Deal Approvals By CCI: Burden On Private Equity Will Go Up, Experts Say
CCI’s Green Channel route: Placing ‘observers’ on boards will be treated as having control, the regulator says.
In its latest guidance to deal makers, the Competition Commission of India has expanded the scope of disclosures of contractual rights, and provided clarity on the eligibility criteria for the Green Channel route.
M&A deals above a certain threshold require prior CCI approval to ensure there is no adverse effect on competition. Parties usually file this information with the regulator by way of Form I (short form) if their combined market share is below the prescribed threshold. The regulator has revised its guidance for this Form to provide clarity on the extent of information parties need to submit.
The revised form is quite prescriptive but it’s helpful because earlier, a lot of this information was asked by the regulator as RFIs (requests for information) or there would be a defect notice, which in turn impacted the approval timelines, Karan Chandhiok, partner at Chandhiok & Mahajan, said. The revised guidance would limit the half-hearted filings that came to the regulator, he added.
Green Channel: More Clarity
In August last year, the regulator had introduced a Green Channel, i.e. a speedier approval route for deals. This can be availed by parties with no horizontal, vertical or complementary overlaps, the regulator had said. Horizontal overlap refers to situations where parties to a deal are competitors in the same market and in vertical overlap, the parties are involved in different stages of the supply chain for a product or service.
But the rules didn’t lay down any guidance on what amounts to complementary overlap. The recent guidance addresses this lacuna.
Products or services are considered complementary when they’re related because they are combined and used together; for example printers and ink cartridges, the CCI’s guidance note says.
These products do not compete with each other, actually or potentially, and are not vertically related. However, in general a complementary product or service enhance value of combined product or service.CCI Guidance Note
Clarity on complementary overlaps is helpful for parties who want to opt for green channel, Aparna Mehra, partner at Shardul Amarchand, said. For instance, based on CCI’s guidance, clutch would be considered complementary to brakes. So, in an automotive sector, everything can be complementary. Therefore, parties need to carefully assess the complementary overlaps.
“In case of private equity, this will require a wider assessment and disclosure of portfolio investments,” she explained.
There’s another clarification for deals hoping to opt for Green Channel route.
To reiterate, parties need to check for horizontal, vertical or complementary overlaps to be eligible for this route. The overlap needs to be assessed between the parties to the deal, their group entities and all other entities where the parties directly or indirectly hold shares in or have control over. The revised form adds the “right to appoint an observer” as a condition that will amount to an overlap.
Till now, the CCI has looked at the right to appoint an observer along with rights to appoint board members as indicative of control.
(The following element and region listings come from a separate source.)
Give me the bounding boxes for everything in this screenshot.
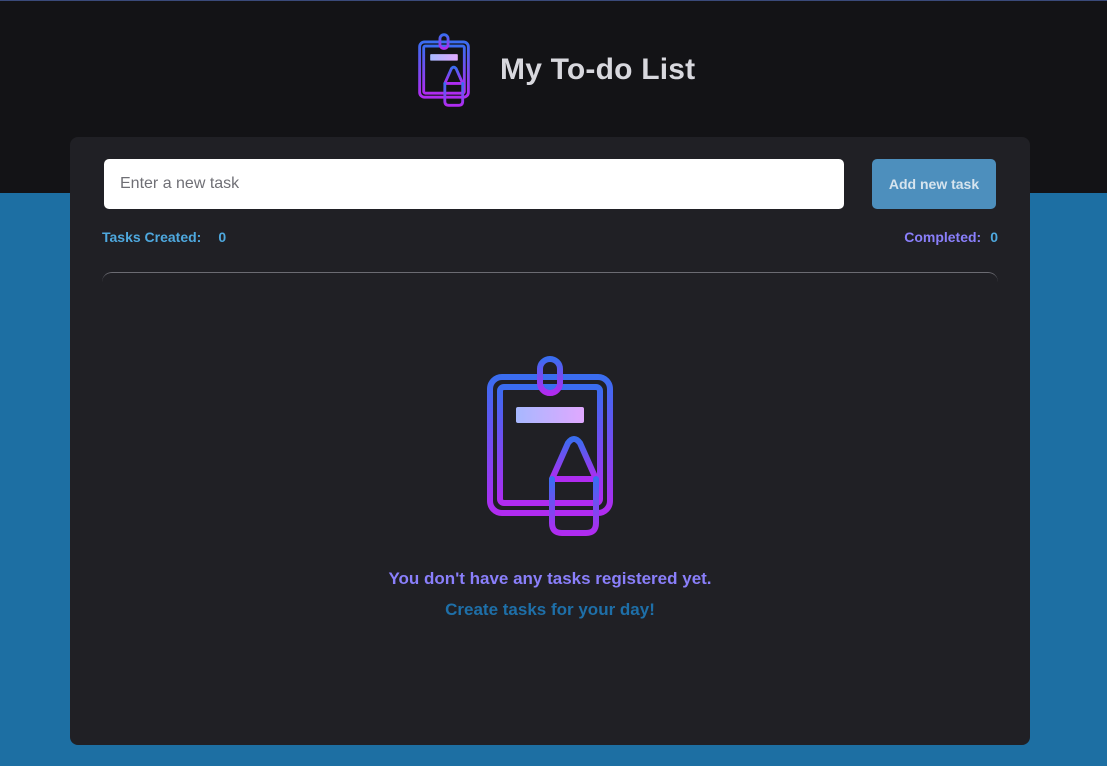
clipboard-pencil-icon [487,356,613,536]
page-title: My To-do List [500,53,696,86]
tasks-completed-counter: Completed: 0 [904,229,998,245]
new-task-input[interactable] [104,159,844,209]
tasks-completed-count: 0 [990,229,998,245]
empty-state-subtitle: Create tasks for your day! [445,600,655,619]
empty-state-title: You don't have any tasks registered yet. [388,569,712,588]
tasks-created-label: Tasks Created: [102,229,202,245]
clipboard-pencil-icon [418,33,470,107]
tasks-created-count: 0 [218,229,227,245]
task-card: Add new task Tasks Created: 0 Completed:… [70,137,1030,745]
tasks-completed-label: Completed: [904,229,982,245]
brand: My To-do List [418,33,695,107]
tasks-created-counter: Tasks Created: 0 [102,229,226,245]
add-task-button[interactable]: Add new task [872,159,996,209]
task-list-divider [102,272,998,284]
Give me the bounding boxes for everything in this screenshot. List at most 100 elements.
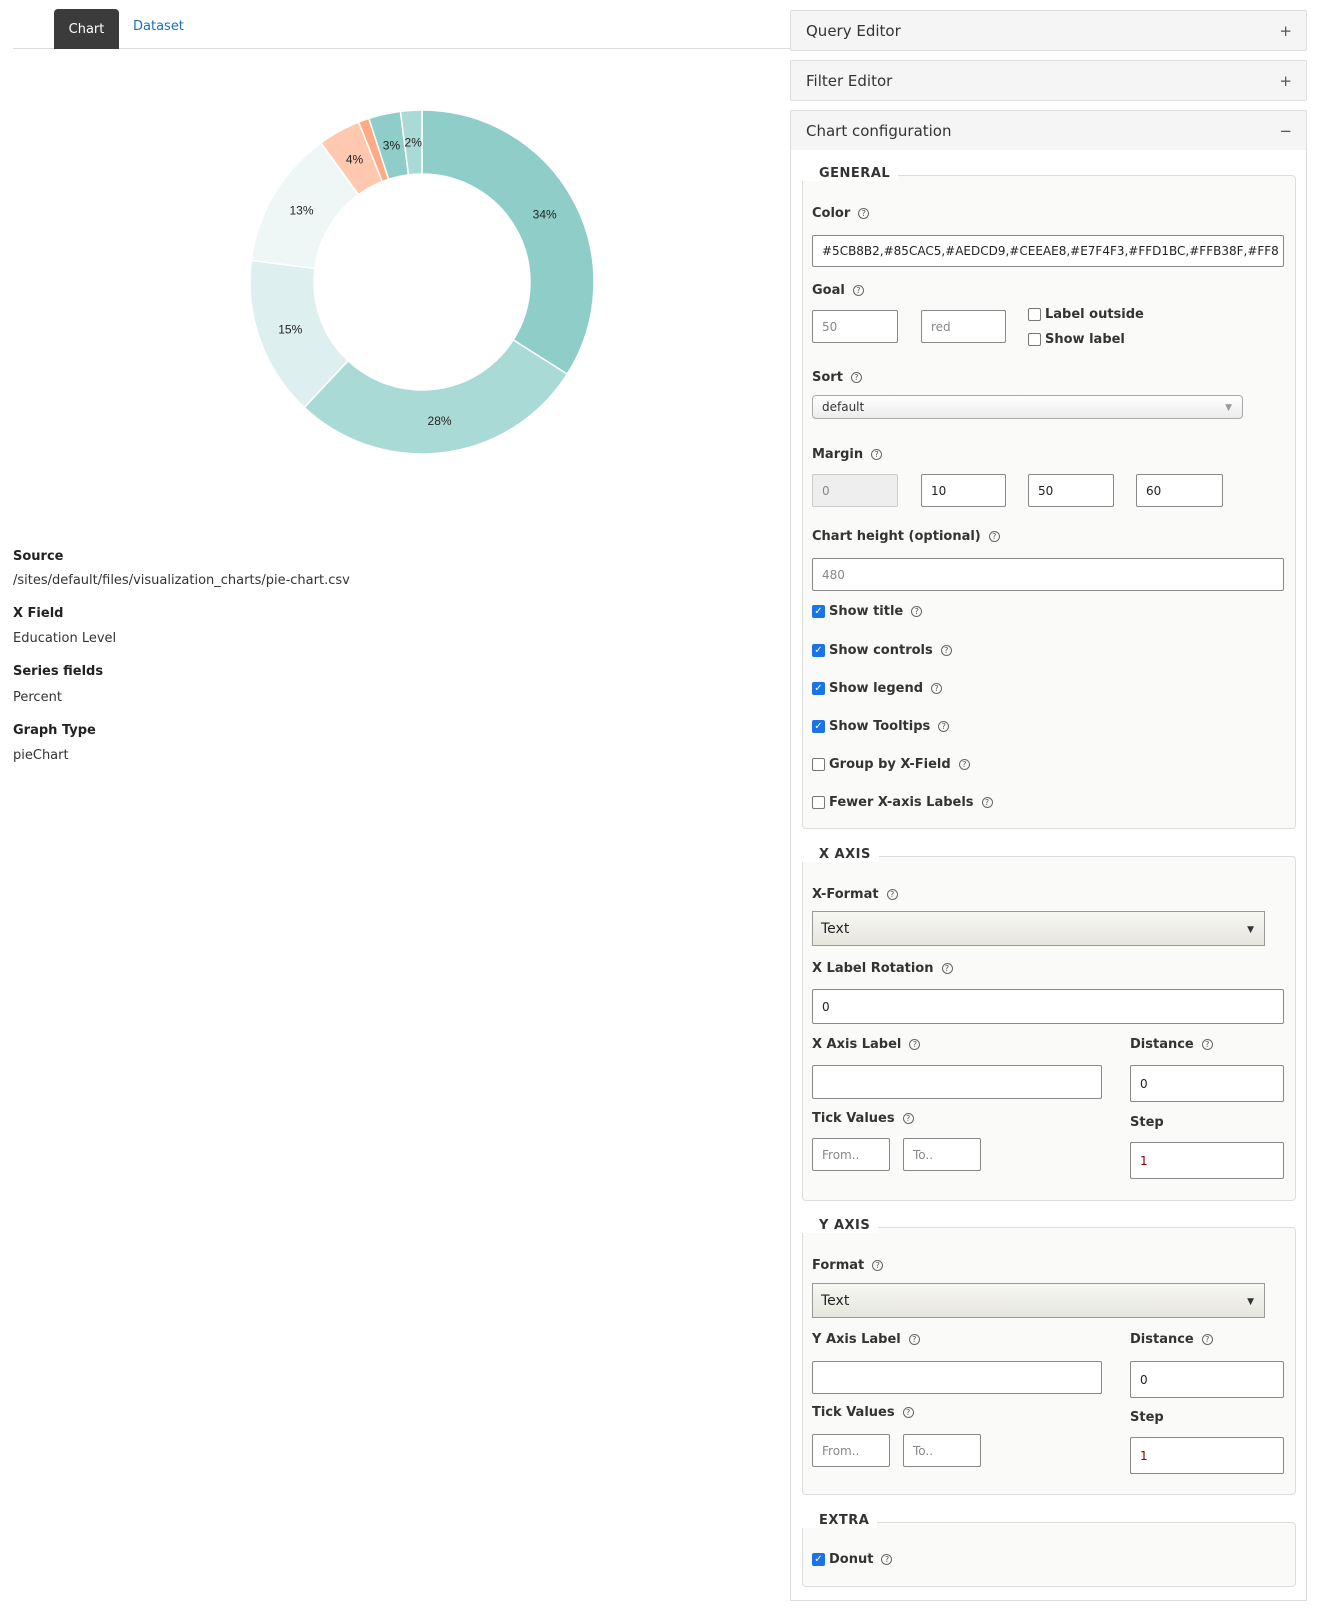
x-label-rotation-label: X Label Rotation? [812, 961, 953, 976]
help-icon[interactable]: ? [902, 1113, 914, 1124]
checkbox-box[interactable] [1028, 333, 1041, 346]
checkbox-box[interactable]: ✓ [812, 644, 825, 657]
checkbox-label: Fewer X-axis Labels [829, 795, 974, 810]
help-icon[interactable]: ? [886, 889, 898, 900]
x-label-rotation-input[interactable]: 0 [812, 989, 1284, 1024]
checkbox-fewer-x-axis-labels[interactable]: Fewer X-axis Labels? [812, 795, 993, 810]
help-icon[interactable]: ? [1201, 1039, 1213, 1050]
help-icon[interactable]: ? [911, 606, 923, 617]
help-icon[interactable]: ? [858, 208, 870, 219]
margin-right-input[interactable]: 10 [921, 474, 1006, 507]
sort-select[interactable]: default ▼ [812, 395, 1243, 419]
checkbox-label: Show controls [829, 643, 933, 658]
goal-color-input[interactable]: red [921, 310, 1006, 343]
y-tick-to-input[interactable]: To.. [903, 1434, 981, 1467]
y-axis-legend: Y AXIS [802, 1218, 879, 1233]
checkbox-box[interactable]: ✓ [812, 605, 825, 618]
show-label-text: Show label [1045, 332, 1125, 347]
y-axis-label-input[interactable] [812, 1361, 1102, 1394]
tab-chart[interactable]: Chart [54, 9, 119, 49]
checkbox-show-legend[interactable]: ✓ Show legend? [812, 681, 943, 696]
sort-value: default [822, 400, 865, 414]
x-axis-label-input[interactable] [812, 1065, 1102, 1099]
color-input[interactable]: #5CB8B2,#85CAC5,#AEDCD9,#CEEAE8,#E7F4F3,… [812, 235, 1284, 267]
checkbox-box[interactable]: ✓ [812, 682, 825, 695]
x-distance-text: Distance [1130, 1037, 1194, 1052]
filter-editor-panel-header[interactable]: Filter Editor + [790, 60, 1307, 101]
general-legend: GENERAL [802, 166, 899, 181]
chart-configuration-panel-header[interactable]: Chart configuration − [790, 110, 1307, 151]
y-format-value: Text [821, 1292, 850, 1309]
margin-top-input[interactable]: 0 [812, 474, 898, 507]
y-format-select[interactable]: Text ▼ [812, 1283, 1265, 1318]
margin-label-text: Margin [812, 447, 864, 462]
x-tick-values-label: Tick Values? [812, 1111, 914, 1126]
x-distance-input[interactable]: 0 [1130, 1065, 1284, 1102]
series-fields-value: Percent [13, 690, 62, 705]
help-icon[interactable]: ? [908, 1334, 920, 1345]
x-tick-from-input[interactable]: From.. [812, 1138, 890, 1171]
margin-label: Margin? [812, 447, 883, 462]
source-label: Source [13, 549, 64, 564]
x-tick-to-input[interactable]: To.. [903, 1138, 981, 1171]
checkbox-show-title[interactable]: ✓ Show title? [812, 604, 923, 619]
help-icon[interactable]: ? [881, 1554, 893, 1565]
help-icon[interactable]: ? [931, 683, 943, 694]
checkbox-box[interactable] [1028, 308, 1041, 321]
donut-checkbox[interactable]: ✓ Donut? [812, 1552, 893, 1567]
y-distance-input[interactable]: 0 [1130, 1361, 1284, 1398]
help-icon[interactable]: ? [958, 759, 970, 770]
help-icon[interactable]: ? [941, 963, 953, 974]
checkbox-box[interactable] [812, 796, 825, 809]
y-axis-label-text: Y Axis Label [812, 1332, 901, 1347]
x-format-value: Text [821, 920, 850, 937]
checkbox-show-controls[interactable]: ✓ Show controls? [812, 643, 952, 658]
checkbox-group-by-x-field[interactable]: Group by X-Field? [812, 757, 970, 772]
y-step-input[interactable]: 1 [1130, 1437, 1284, 1474]
help-icon[interactable]: ? [872, 1260, 884, 1271]
help-icon[interactable]: ? [1201, 1334, 1213, 1345]
help-icon[interactable]: ? [988, 531, 1000, 542]
margin-bottom-input[interactable]: 50 [1028, 474, 1114, 507]
graph-type-label: Graph Type [13, 723, 96, 738]
query-editor-title: Query Editor [806, 21, 901, 40]
checkbox-box[interactable] [812, 758, 825, 771]
checkbox-box[interactable]: ✓ [812, 720, 825, 733]
label-outside-checkbox[interactable]: Label outside [1028, 307, 1144, 322]
slice-label: 15% [278, 322, 302, 336]
checkbox-show-tooltips[interactable]: ✓ Show Tooltips? [812, 719, 950, 734]
x-axis-label-label: X Axis Label? [812, 1037, 921, 1052]
donut-slice[interactable] [421, 109, 595, 376]
help-icon[interactable]: ? [938, 721, 950, 732]
help-icon[interactable]: ? [852, 285, 864, 296]
y-tick-from-input[interactable]: From.. [812, 1434, 890, 1467]
expand-icon: + [1279, 71, 1292, 90]
help-icon[interactable]: ? [850, 372, 862, 383]
chart-height-label-text: Chart height (optional) [812, 529, 981, 544]
checkbox-label: Show legend [829, 681, 924, 696]
y-tick-values-label: Tick Values? [812, 1405, 914, 1420]
goal-value-input[interactable]: 50 [812, 310, 898, 343]
query-editor-panel-header[interactable]: Query Editor + [790, 10, 1307, 51]
help-icon[interactable]: ? [940, 645, 952, 656]
x-format-select[interactable]: Text ▼ [812, 911, 1265, 946]
help-icon[interactable]: ? [902, 1407, 914, 1418]
chevron-down-icon: ▼ [1247, 1296, 1254, 1307]
extra-legend: EXTRA [802, 1513, 878, 1528]
chart-configuration-title: Chart configuration [806, 121, 952, 140]
checkbox-box[interactable]: ✓ [812, 1553, 825, 1566]
x-step-input[interactable]: 1 [1130, 1142, 1284, 1179]
x-tick-values-text: Tick Values [812, 1111, 895, 1126]
margin-left-input[interactable]: 60 [1136, 474, 1223, 507]
y-axis-label-label: Y Axis Label? [812, 1332, 920, 1347]
x-field-label: X Field [13, 606, 64, 621]
x-distance-label: Distance? [1130, 1037, 1213, 1052]
graph-type-value: pieChart [13, 748, 69, 763]
checkbox-label: Show Tooltips [829, 719, 931, 734]
help-icon[interactable]: ? [871, 449, 883, 460]
show-label-checkbox[interactable]: Show label [1028, 332, 1125, 347]
help-icon[interactable]: ? [981, 797, 993, 808]
help-icon[interactable]: ? [909, 1039, 921, 1050]
tab-dataset[interactable]: Dataset [133, 19, 184, 34]
chart-height-input[interactable]: 480 [812, 558, 1284, 591]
With the guidance, the right to appoint an observer—for the first time—is seen as a condition in itself to determine enterprises that form part of the same group, Chandhiok pointed out.
This expanded “control” definition will increase the number of enterprises that need to be looked at to determine the presence of overlaps, he said.
Illustratively, Chandhiok explained, this would mean that if private equity fund ‘X’ is acquiring a stake in a company manufacturing ball-bearings in India and it has an observer on the board of another company in the same or complementary business anywhere in the world that could potentially supply to India, the deal won’t qualify for green channel route.
The burden on private equity investors will go up significantly, especially if you have portfolio investments all over the world. In jurisdictions where director liability provisions are stringent, private equity players prefer to put observers on board who can see what’s going on but are not actively voting.Karan Chandhiok, Partner, Chandhiok & Mahajan
Scope Of Disclosures Expanded
The assessment of complementary overlaps is no longer limited to only the Green Channel route. It now has to be done for all Form I filings. Proactive engagement with the CCI will become even more relevant to ensure conclusion on complementary assessment, Mehra said.
Further, the CCI has also expanded the disclosures around contractual rights. Besides any veto or affirmative voting rights or right to nominate a director, it’ll need to be disclosed if an acquirer is getting the right to appoint an observer on a target’s board or information sharing rights. So far, parties used to submit transaction documents, which articulated some of these rights, to the CCI. Now the requirement has been explicitly included in the form itself.